Project Participants: Huntington Ingalls Industries, Inc.
Project Start: August 2014

Temporary services are identified as services that are required during fabrication but do not sail with the ship. These services provide craftsmen with ventilation, welding lines, electric lighting, power, compressed air, scaffolding, and various other services that are installed, utilized, and removed as craft complete each task. This results in a high number of utility lines leading to disorganized, unsafe, and cluttered passage ways cause interference, disruption, damage to doors and equipment, and contribute to trip safety hazards.

The Temporary Services project is focused on improving the process and equipment used to provide craftsmen with utility and support services during ship construction. This project will examine concepts and processes to provide utility services with lesser footprint and damage, lower cost and disruption with opportunities for technology insertion. The project will produce optimized plans and processes to reduce cost for the deployment of temporary services in the shipyard.

The project team will begin by forming an Integrated Product Team (IPT) comprised of key stakeholders who will identify the key areas that will provide the best opportunities for cost savings and document lessons learned from previous hulls. The team will then map the as-is process in the key areas identified by the IPT to highlight areas for improvement. The team will also investigate how other shipyards and industries provide temporary services. The team will investigate off the shelf products now on the market that can reduce fabrication cost. Once the baseline is complete, improving planning and routing of temporary utilities and possibly incorporating new products and processes investigated will optimize the processes.

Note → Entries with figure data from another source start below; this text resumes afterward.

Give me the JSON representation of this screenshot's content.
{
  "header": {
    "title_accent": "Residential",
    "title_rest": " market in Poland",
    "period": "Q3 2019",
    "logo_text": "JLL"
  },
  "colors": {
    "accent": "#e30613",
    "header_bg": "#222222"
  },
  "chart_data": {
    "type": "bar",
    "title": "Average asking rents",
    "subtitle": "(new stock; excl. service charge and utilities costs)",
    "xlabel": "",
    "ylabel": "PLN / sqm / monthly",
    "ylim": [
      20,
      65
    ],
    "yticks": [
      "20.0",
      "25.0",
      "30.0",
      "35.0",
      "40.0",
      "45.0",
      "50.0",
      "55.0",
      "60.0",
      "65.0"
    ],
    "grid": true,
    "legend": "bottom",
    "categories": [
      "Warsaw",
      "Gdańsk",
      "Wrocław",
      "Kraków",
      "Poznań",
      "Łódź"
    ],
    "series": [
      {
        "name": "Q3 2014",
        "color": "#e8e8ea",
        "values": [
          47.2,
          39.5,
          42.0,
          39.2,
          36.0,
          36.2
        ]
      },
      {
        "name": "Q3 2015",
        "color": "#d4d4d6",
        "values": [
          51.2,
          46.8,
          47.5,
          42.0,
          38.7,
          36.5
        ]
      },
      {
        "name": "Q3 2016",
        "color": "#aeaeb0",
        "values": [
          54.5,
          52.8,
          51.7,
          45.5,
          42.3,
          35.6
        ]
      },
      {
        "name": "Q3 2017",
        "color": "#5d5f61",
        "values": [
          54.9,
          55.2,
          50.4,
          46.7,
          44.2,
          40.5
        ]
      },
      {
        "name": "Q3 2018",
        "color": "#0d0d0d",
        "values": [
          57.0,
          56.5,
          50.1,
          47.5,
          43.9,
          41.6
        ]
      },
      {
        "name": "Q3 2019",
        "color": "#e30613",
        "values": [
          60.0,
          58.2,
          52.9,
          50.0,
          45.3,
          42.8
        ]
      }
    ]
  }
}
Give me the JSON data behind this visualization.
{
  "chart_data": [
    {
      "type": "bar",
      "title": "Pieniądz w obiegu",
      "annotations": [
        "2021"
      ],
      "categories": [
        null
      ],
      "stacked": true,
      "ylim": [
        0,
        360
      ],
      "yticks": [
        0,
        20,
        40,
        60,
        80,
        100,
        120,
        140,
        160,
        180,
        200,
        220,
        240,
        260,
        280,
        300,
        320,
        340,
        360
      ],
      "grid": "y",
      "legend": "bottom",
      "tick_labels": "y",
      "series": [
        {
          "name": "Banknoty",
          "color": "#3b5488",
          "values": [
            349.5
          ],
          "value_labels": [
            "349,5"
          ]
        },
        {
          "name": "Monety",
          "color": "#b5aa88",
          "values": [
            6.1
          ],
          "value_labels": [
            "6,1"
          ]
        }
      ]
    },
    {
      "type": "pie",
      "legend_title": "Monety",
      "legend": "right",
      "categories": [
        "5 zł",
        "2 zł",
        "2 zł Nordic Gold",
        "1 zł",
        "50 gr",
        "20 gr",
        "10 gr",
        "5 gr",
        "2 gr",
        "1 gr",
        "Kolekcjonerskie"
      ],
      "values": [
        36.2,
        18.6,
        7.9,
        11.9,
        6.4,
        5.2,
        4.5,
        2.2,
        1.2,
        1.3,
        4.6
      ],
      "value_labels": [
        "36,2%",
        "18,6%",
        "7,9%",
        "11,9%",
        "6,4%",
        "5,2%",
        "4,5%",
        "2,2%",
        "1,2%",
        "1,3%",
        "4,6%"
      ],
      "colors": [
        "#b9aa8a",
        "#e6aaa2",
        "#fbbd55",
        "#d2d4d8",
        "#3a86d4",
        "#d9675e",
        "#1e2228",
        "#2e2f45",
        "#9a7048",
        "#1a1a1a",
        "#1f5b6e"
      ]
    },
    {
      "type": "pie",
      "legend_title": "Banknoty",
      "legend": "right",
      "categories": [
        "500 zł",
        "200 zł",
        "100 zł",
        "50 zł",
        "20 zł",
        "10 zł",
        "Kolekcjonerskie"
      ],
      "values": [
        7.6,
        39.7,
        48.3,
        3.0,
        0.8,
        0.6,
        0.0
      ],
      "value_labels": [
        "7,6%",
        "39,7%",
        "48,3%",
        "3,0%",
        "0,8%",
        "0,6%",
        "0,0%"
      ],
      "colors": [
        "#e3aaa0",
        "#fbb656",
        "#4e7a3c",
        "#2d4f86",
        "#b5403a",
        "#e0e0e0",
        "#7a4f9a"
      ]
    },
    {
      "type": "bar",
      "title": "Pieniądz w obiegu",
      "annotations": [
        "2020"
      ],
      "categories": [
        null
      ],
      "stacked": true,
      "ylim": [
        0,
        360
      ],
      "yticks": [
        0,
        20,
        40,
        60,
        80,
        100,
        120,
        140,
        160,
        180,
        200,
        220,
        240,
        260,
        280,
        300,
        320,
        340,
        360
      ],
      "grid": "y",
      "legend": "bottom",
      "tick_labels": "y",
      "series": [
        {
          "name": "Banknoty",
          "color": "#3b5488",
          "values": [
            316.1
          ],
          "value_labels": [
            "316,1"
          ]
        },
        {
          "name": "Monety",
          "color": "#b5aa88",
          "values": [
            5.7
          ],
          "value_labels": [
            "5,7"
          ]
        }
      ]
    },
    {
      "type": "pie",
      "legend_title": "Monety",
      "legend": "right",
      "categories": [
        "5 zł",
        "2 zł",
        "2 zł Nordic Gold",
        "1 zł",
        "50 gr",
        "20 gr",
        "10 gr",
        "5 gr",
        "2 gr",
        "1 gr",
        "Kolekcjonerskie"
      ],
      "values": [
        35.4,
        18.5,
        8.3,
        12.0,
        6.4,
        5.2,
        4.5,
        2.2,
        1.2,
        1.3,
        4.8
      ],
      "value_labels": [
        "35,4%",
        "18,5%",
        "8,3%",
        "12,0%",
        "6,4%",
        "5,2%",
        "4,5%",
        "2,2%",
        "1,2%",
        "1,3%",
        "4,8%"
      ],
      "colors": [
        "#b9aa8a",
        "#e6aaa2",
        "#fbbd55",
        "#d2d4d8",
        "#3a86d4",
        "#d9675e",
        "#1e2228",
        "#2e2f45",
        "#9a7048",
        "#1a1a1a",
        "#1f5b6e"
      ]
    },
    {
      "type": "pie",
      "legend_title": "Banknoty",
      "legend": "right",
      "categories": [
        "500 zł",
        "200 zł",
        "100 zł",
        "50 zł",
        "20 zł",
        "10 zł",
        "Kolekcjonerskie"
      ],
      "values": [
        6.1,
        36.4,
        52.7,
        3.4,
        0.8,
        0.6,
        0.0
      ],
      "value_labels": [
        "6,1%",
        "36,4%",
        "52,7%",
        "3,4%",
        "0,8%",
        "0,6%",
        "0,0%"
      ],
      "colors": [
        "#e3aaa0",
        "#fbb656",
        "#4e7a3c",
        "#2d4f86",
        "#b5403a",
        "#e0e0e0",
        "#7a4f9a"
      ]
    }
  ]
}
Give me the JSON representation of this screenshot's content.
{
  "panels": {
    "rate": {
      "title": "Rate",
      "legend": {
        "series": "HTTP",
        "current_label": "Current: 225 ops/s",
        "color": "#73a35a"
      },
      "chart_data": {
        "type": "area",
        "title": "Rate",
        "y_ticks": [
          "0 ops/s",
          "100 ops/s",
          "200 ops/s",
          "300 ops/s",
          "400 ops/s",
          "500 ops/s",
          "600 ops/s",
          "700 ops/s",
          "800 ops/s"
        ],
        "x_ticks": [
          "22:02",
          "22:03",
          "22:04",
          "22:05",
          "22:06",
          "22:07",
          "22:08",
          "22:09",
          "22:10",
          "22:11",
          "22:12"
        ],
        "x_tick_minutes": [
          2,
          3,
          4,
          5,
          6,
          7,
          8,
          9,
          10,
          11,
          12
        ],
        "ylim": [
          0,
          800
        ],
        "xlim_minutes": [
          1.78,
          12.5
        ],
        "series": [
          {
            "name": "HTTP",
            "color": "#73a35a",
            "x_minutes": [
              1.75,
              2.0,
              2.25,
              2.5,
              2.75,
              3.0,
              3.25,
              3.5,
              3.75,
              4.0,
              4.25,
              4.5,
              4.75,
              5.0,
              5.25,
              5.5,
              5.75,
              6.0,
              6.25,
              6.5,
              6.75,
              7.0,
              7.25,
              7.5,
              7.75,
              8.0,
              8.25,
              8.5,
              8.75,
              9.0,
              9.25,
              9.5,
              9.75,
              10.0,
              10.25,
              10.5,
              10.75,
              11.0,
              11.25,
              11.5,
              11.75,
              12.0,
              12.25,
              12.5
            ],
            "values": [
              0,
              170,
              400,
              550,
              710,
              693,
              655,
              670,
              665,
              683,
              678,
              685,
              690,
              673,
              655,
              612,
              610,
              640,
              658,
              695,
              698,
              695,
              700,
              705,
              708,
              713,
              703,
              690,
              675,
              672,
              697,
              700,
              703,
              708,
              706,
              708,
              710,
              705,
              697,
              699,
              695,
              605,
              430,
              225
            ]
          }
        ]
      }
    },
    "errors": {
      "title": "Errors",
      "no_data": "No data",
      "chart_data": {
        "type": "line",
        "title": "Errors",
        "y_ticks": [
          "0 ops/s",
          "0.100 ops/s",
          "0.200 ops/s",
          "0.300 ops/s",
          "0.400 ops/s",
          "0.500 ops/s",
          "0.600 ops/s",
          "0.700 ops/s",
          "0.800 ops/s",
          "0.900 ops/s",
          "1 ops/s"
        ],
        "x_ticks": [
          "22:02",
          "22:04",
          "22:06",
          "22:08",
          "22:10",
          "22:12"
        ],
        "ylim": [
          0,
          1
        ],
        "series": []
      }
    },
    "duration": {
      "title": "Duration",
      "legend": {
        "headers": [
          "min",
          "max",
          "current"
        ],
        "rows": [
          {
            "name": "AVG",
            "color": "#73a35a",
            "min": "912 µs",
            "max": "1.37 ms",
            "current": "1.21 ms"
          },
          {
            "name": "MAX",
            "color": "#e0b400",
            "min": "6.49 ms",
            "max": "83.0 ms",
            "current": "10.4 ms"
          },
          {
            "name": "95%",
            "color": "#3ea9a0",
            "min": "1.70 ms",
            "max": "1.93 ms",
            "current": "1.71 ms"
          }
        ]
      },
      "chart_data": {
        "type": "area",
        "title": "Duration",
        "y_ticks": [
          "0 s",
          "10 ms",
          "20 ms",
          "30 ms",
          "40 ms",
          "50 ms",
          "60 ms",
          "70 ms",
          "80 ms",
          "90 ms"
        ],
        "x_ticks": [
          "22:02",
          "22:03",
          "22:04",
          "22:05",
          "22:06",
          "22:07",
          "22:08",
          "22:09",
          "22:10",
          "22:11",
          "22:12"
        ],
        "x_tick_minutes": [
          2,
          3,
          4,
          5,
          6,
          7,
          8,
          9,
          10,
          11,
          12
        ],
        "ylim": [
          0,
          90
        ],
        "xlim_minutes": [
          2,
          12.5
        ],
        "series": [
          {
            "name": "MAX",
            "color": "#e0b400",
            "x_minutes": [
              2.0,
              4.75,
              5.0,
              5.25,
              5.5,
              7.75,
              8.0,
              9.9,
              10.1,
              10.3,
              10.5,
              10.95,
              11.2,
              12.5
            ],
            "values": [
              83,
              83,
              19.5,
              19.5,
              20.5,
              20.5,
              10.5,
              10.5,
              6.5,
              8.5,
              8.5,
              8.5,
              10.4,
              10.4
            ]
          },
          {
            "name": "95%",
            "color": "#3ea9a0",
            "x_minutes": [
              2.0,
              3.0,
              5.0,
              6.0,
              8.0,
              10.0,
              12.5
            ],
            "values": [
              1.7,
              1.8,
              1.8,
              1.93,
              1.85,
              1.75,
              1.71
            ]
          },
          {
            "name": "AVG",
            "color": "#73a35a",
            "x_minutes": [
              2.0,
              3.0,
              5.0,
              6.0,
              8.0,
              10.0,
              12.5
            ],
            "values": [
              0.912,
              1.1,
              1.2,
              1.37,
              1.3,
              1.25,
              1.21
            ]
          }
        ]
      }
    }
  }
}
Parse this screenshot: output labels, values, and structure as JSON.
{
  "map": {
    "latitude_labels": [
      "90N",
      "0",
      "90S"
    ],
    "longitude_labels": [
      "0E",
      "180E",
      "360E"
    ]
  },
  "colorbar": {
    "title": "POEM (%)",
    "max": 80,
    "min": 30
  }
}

This Ingalls project has two phases: Phase I Identifying and Defining Needs and Requirements and Phase II Piloting the Temporary Service Optimization Solutions. Upon completion of the Temporary Services Optimization project, Ingalls will update process documents for temporary service(s) (validated by project), purchase new products/technology (proven by project), and implement new processes and equipment per the developed optimized plan. Once implemented, this technology could reduce associated labor hours with an estimated cost savings of $514K per LHA hull.